The Washington Post
Special-Ed Problems Continue In District
Monitor Criticizes Public Charters, Evaluation Delays
Saturday, June 27, 2009
Some D.C. public charter schools continue selective admissions practices that discourage special-needs students from enrolling, and students citywide with possible disabilities still face delays in special education evaluations, a federal court monitor said this week.
"Charter schools . . . generally have not enrolled students with significant disabilities who required extensive hours of special services or education," the monitor, Amy Totenberg, wrote in a report prepared for a court hearing yesterday.
The report casts a somewhat harsh light on a fast-growing sector of public education in the city. Charter schools, which receive public funding but are independently operated, have siphoned many students from the city's troubled public school system and have posted somewhat higher test scores than regular schools in recent years.
But Totenberg said some charter schools explicitly limit the number of hours of special education they will provide and counsel parents to enroll their children at regular public schools or at private or other public charter schools that focus on students with disabilities. D.C. law prohibits charter schools from asking about learning disabilities or emotional problems during the admission process.
"There are a number of challenges for us to correct," said Josephine Baker, executive director of the D.C. Public Charter School Board. She said the number of schools with special education problems is small and getting smaller.
D.C. schools are under a federal court order from the late 1990s to improve the timeliness of their response to special-needs children. About 23 percent of the 46,000 students in the D.C. public school system receive special education services. Many receive services from private schools at taxpayer expense.
By contrast, in the 2007-08 school year, 12 percent of the 21,800 students in D.C. public charter schools -- which are also subject to the court order -- received special education services.
Charter school leaders project enrollment of about 28,000 students in the next school year, up from about 25,000 in the year that just ended. But many charter schools are small and ill-equipped to handle the additional services special-needs students require.
Charter school advocates say it is likely that some students in regular public schools are placed in special education because overworked teachers aren't able to attend to their needs.
Charter schools "tend to be much smaller and more personalized," said Robert Cane, executive director of Friends of Choice in Urban Schools, a charter school advocacy organization. "So many of the students are handled in the course of things" without special services, he said.
At yesterday's hearing in U.S. District Court, Totenberg said schools are "still no good with timely evaluations of students" across all sectors of city education -- public, charter and private.

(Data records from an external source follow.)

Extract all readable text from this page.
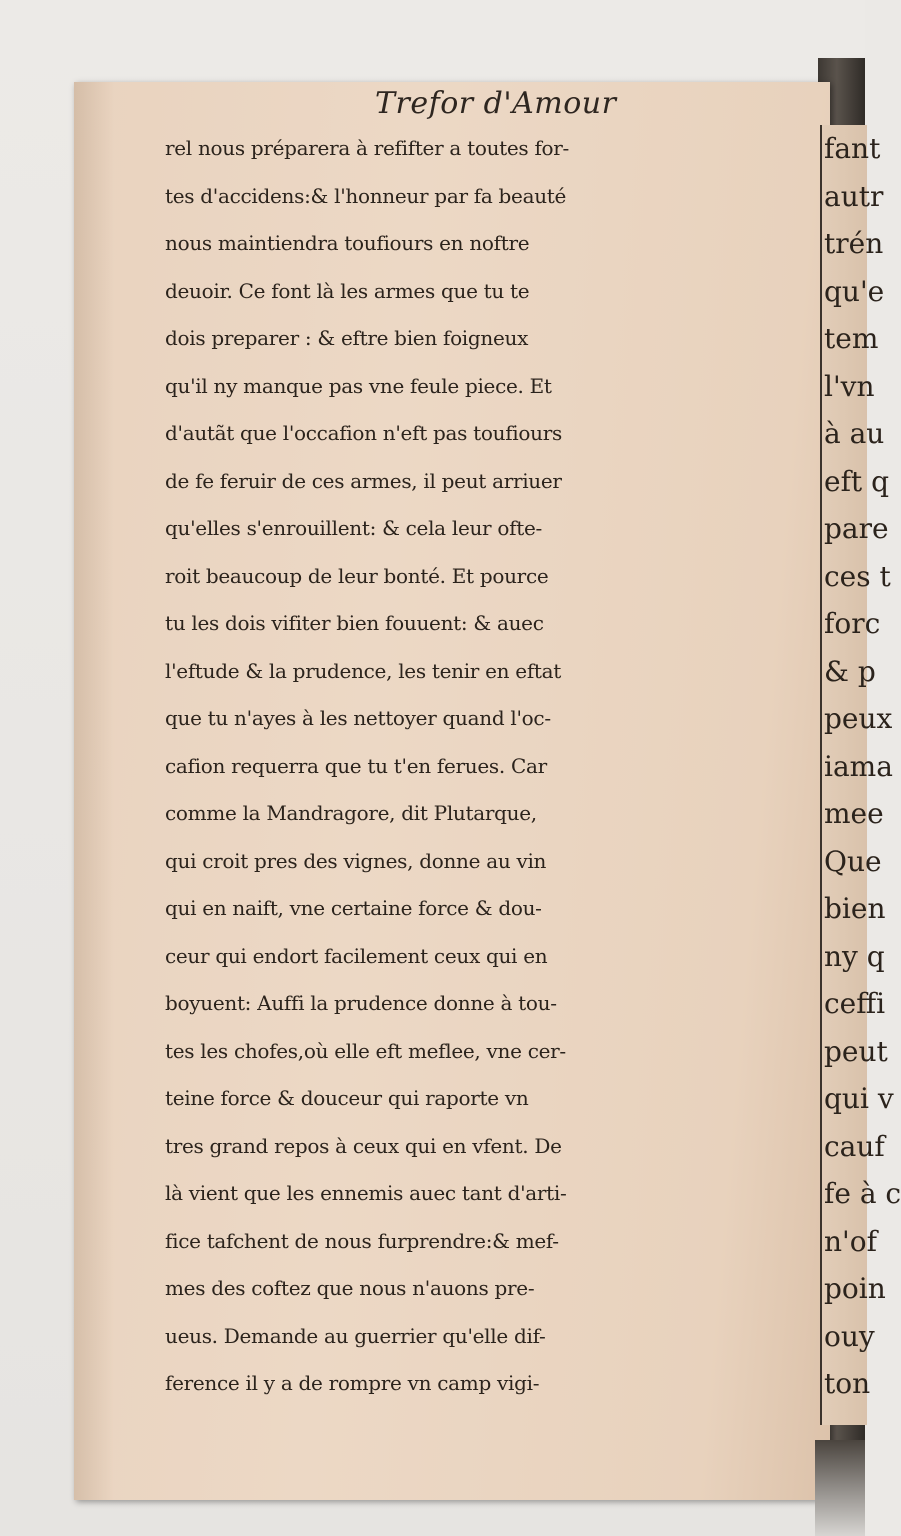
Trefor d'Amour
rel nous préparera à refifter a toutes for-
tes d'accidens:& l'honneur par fa beauté
nous maintiendra toufiours en noftre
deuoir. Ce font là les armes que tu te
dois preparer : & eftre bien foigneux
qu'il ny manque pas vne feule piece. Et
d'autãt que l'occafion n'eft pas toufiours
de fe feruir de ces armes, il peut arriuer
qu'elles s'enrouillent: & cela leur ofte-
roit beaucoup de leur bonté. Et pource
tu les dois vifiter bien fouuent: & auec
l'eftude & la prudence, les tenir en eftat
que tu n'ayes à les nettoyer quand l'oc-
cafion requerra que tu t'en ferues. Car
comme la Mandragore, dit Plutarque,
qui croit pres des vignes, donne au vin
qui en naift, vne certaine force & dou-
ceur qui endort facilement ceux qui en
boyuent: Auffi la prudence donne à tou-
tes les chofes,où elle eft meflee, vne cer-
teine force & douceur qui raporte vn
tres grand repos à ceux qui en vfent. De
là vient que les ennemis auec tant d'arti-
fice tafchent de nous furprendre:& mef-
mes des coftez que nous n'auons pre-
ueus. Demande au guerrier qu'elle dif-
ference il y a de rompre vn camp vigi-
fant
autr
trén
qu'e
tem
l'vn
à au
eft q
pare
ces t
forc
& p
peux
iama
mee
Que
bien
ny q
ceffi
peut
qui v
cauf
fe à c
n'of
poin
ouy
ton
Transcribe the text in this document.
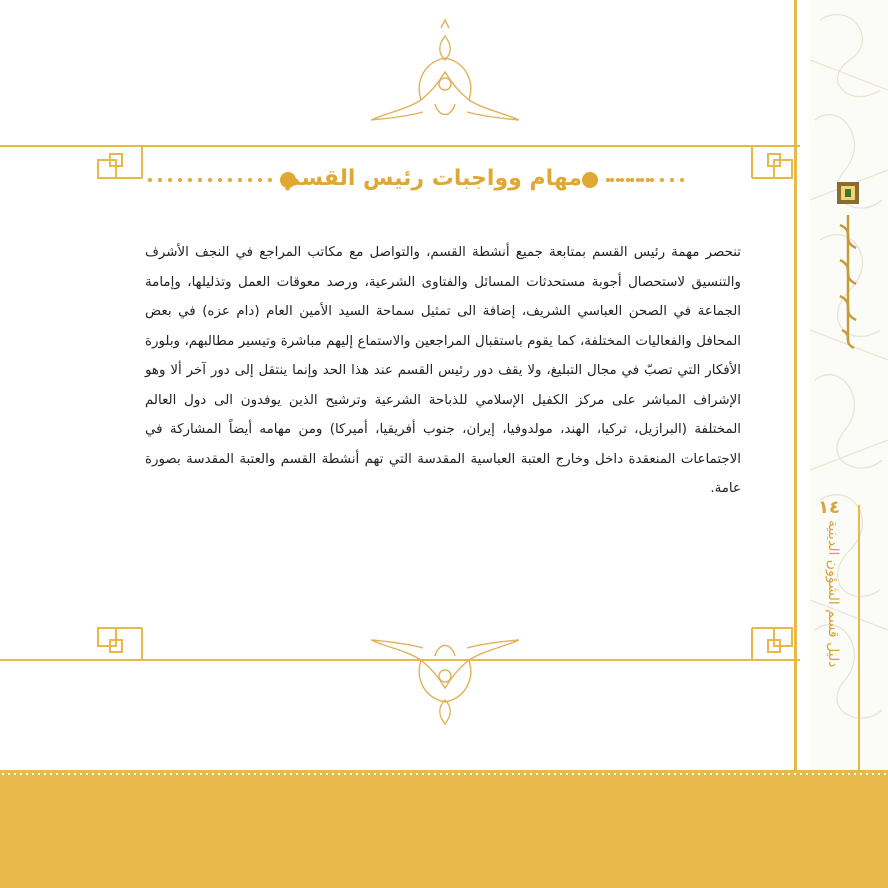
مهام وواجبات رئيس القسم

تنحصر مهمة رئيس القسم بمتابعة جميع أنشطة القسم، والتواصل مع مكاتب المراجع في النجف الأشرف والتنسيق لاستحصال أجوبة مستحدثات المسائل والفتاوى الشرعية، ورصد معوقات العمل وتذليلها، وإمامة الجماعة في الصحن العباسي الشريف، إضافة الى تمثيل سماحة السيد الأمين العام (دام عزه) في بعض المحافل والفعاليات المختلفة، كما يقوم باستقبال المراجعين والاستماع إليهم مباشرة وتيسير مطالبهم، وبلورة الأفكار التي تصبّ في مجال التبليغ، ولا يقف دور رئيس القسم عند هذا الحد وإنما ينتقل إلى دور آخر ألا وهو الإشراف المباشر على مركز الكفيل الإسلامي للذباحة الشرعية وترشيح الذين يوفدون الى دول العالم المختلفة (البرازيل، تركيا، الهند، مولدوفيا، إيران، جنوب أفريقيا، أميركا) ومن مهامه أيضاً المشاركة في الاجتماعات المنعقدة داخل وخارج العتبة العباسية المقدسة التي تهم أنشطة القسم والعتبة المقدسة بصورة عامة.

١٤
دليل قسم الشؤون الدينية
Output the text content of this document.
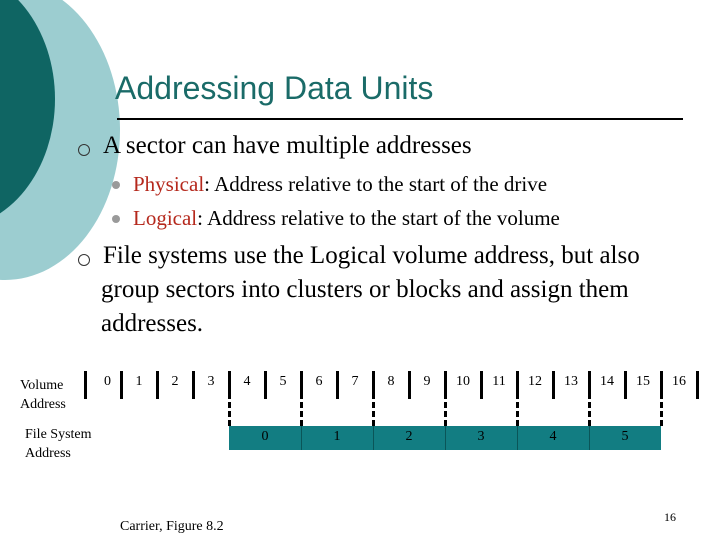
Addressing Data Units
A sector can have multiple addresses
Physical: Address relative to the start of the drive
Logical: Address relative to the start of the volume
File systems use the Logical volume address, but also
group sectors into clusters or blocks and assign them
addresses.
Volume
Address
File System
Address
0 1 2 3 4 5 6 7 8 9 10 11 12 13 14 15 16
0	1	2	3	4	5
Carrier, Figure 8.2
16
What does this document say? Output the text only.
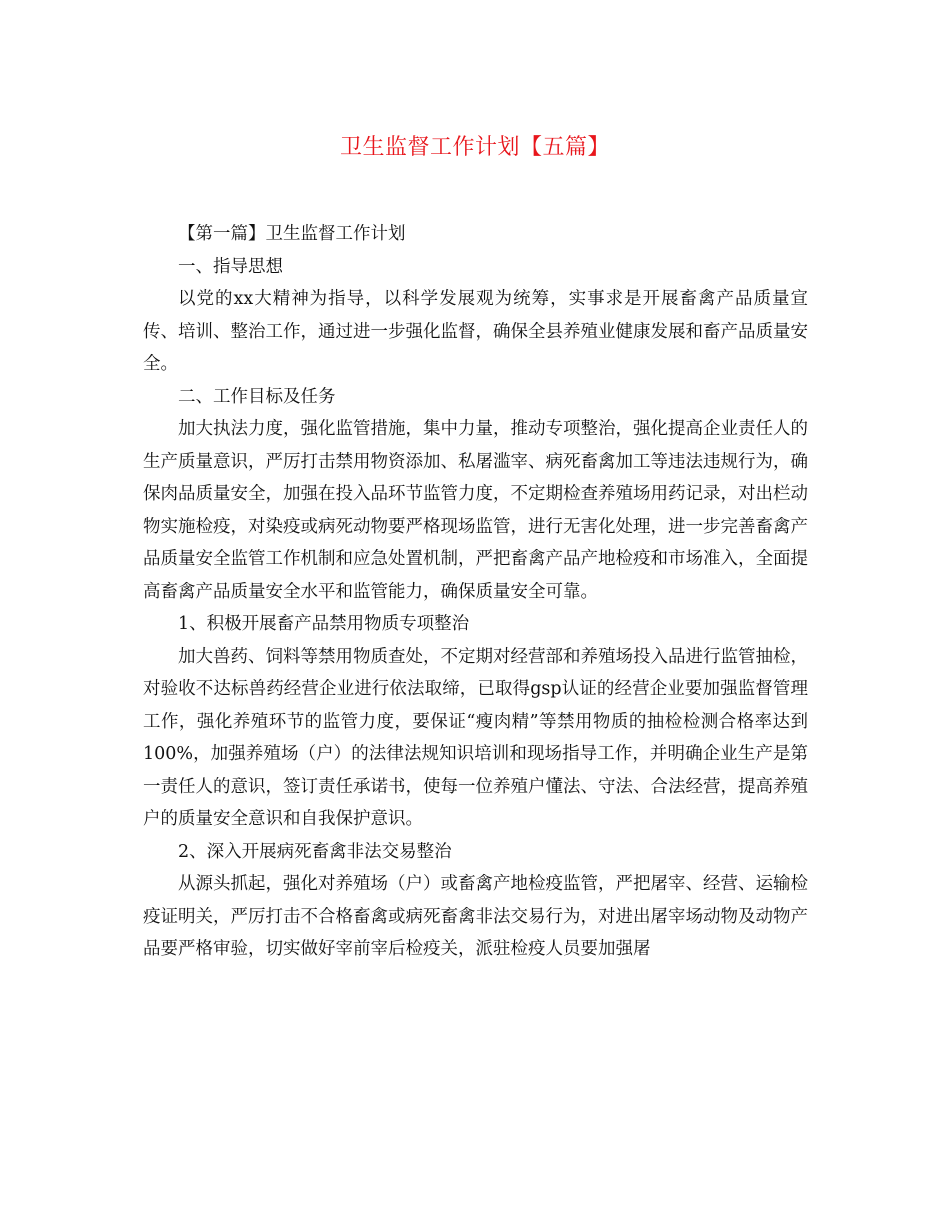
卫生监督工作计划【五篇】

【第一篇】卫生监督工作计划

一、指导思想

以党的xx大精神为指导，以科学发展观为统筹，实事求是开展畜禽产品质量宣传、培训、整治工作，通过进一步强化监督，确保全县养殖业健康发展和畜产品质量安全。

二、工作目标及任务

加大执法力度，强化监管措施，集中力量，推动专项整治，强化提高企业责任人的生产质量意识，严厉打击禁用物资添加、私屠滥宰、病死畜禽加工等违法违规行为，确保肉品质量安全，加强在投入品环节监管力度，不定期检查养殖场用药记录，对出栏动物实施检疫，对染疫或病死动物要严格现场监管，进行无害化处理，进一步完善畜禽产品质量安全监管工作机制和应急处置机制，严把畜禽产品产地检疫和市场准入，全面提高畜禽产品质量安全水平和监管能力，确保质量安全可靠。

1、积极开展畜产品禁用物质专项整治

加大兽药、饲料等禁用物质查处，不定期对经营部和养殖场投入品进行监管抽检，对验收不达标兽药经营企业进行依法取缔，已取得gsp认证的经营企业要加强监督管理工作，强化养殖环节的监管力度，要保证“瘦肉精”等禁用物质的抽检检测合格率达到100%，加强养殖场（户）的法律法规知识培训和现场指导工作，并明确企业生产是第一责任人的意识，签订责任承诺书，使每一位养殖户懂法、守法、合法经营，提高养殖户的质量安全意识和自我保护意识。

2、深入开展病死畜禽非法交易整治

从源头抓起，强化对养殖场（户）或畜禽产地检疫监管，严把屠宰、经营、运输检疫证明关，严厉打击不合格畜禽或病死畜禽非法交易行为，对进出屠宰场动物及动物产品要严格审验，切实做好宰前宰后检疫关，派驻检疫人员要加强屠
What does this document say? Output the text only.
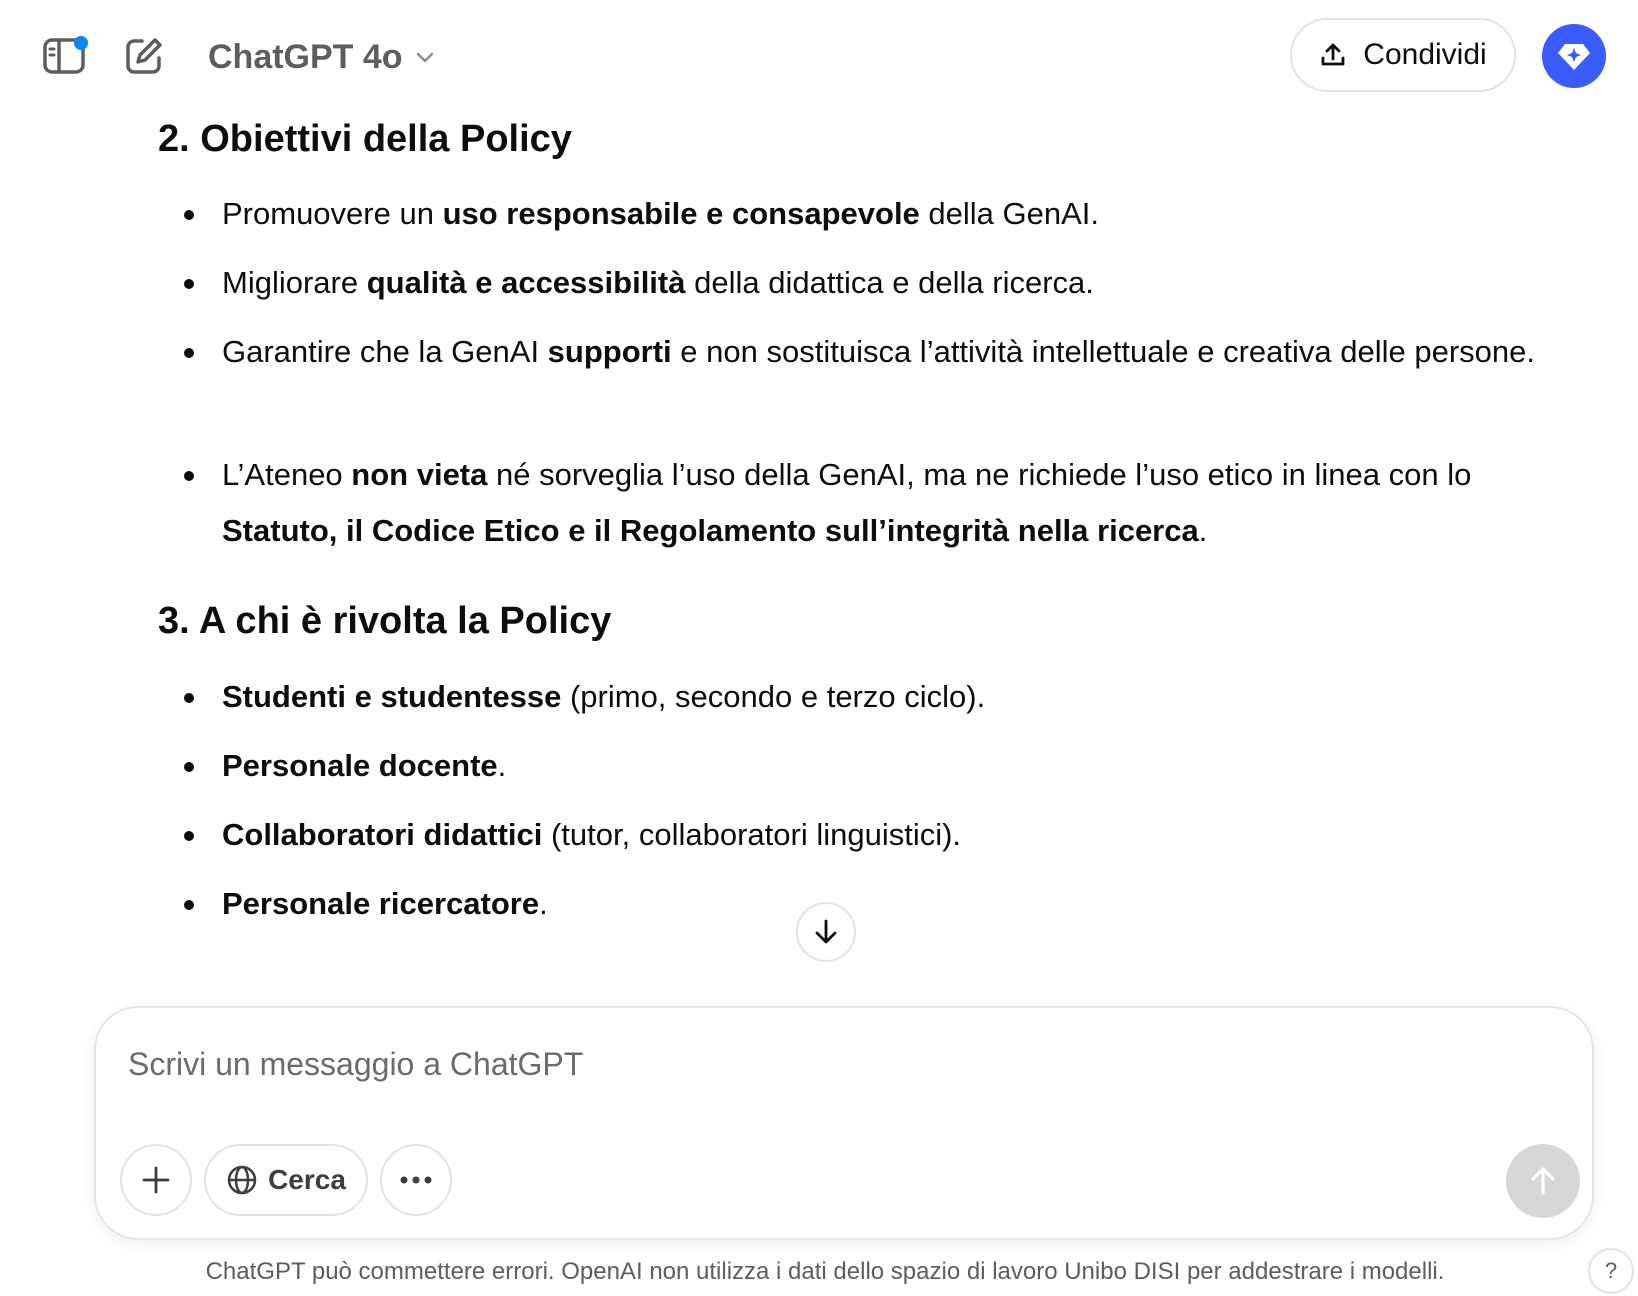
ChatGPT 4o	Condividi
2. Obiettivi della Policy
Promuovere un uso responsabile e consapevole della GenAI.
Migliorare qualità e accessibilità della didattica e della ricerca.
Garantire che la GenAI supporti e non sostituisca l’attività intellettuale e creativa delle persone.
L’Ateneo non vieta né sorveglia l’uso della GenAI, ma ne richiede l’uso etico in linea con lo Statuto, il Codice Etico e il Regolamento sull’integrità nella ricerca.
3. A chi è rivolta la Policy
Studenti e studentesse (primo, secondo e terzo ciclo).
Personale docente.
Collaboratori didattici (tutor, collaboratori linguistici).
Personale ricercatore.
Scrivi un messaggio a ChatGPT
Cerca
ChatGPT può commettere errori. OpenAI non utilizza i dati dello spazio di lavoro Unibo DISI per addestrare i modelli.	?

But D.C. education officials said they have made significant progress in reducing a backlog of evaluation requests.
"Things are not falling through the cracks the way they used to," said Richard Nyankori, the city's deputy chancellor for special education. Before the D.C. school system was reorganized in 2007, 20 percent of requests for student evaluations were resolved within 90 days. Nyankori said the rate is now 56 percent, and he predicted it would reach 90 percent by next year.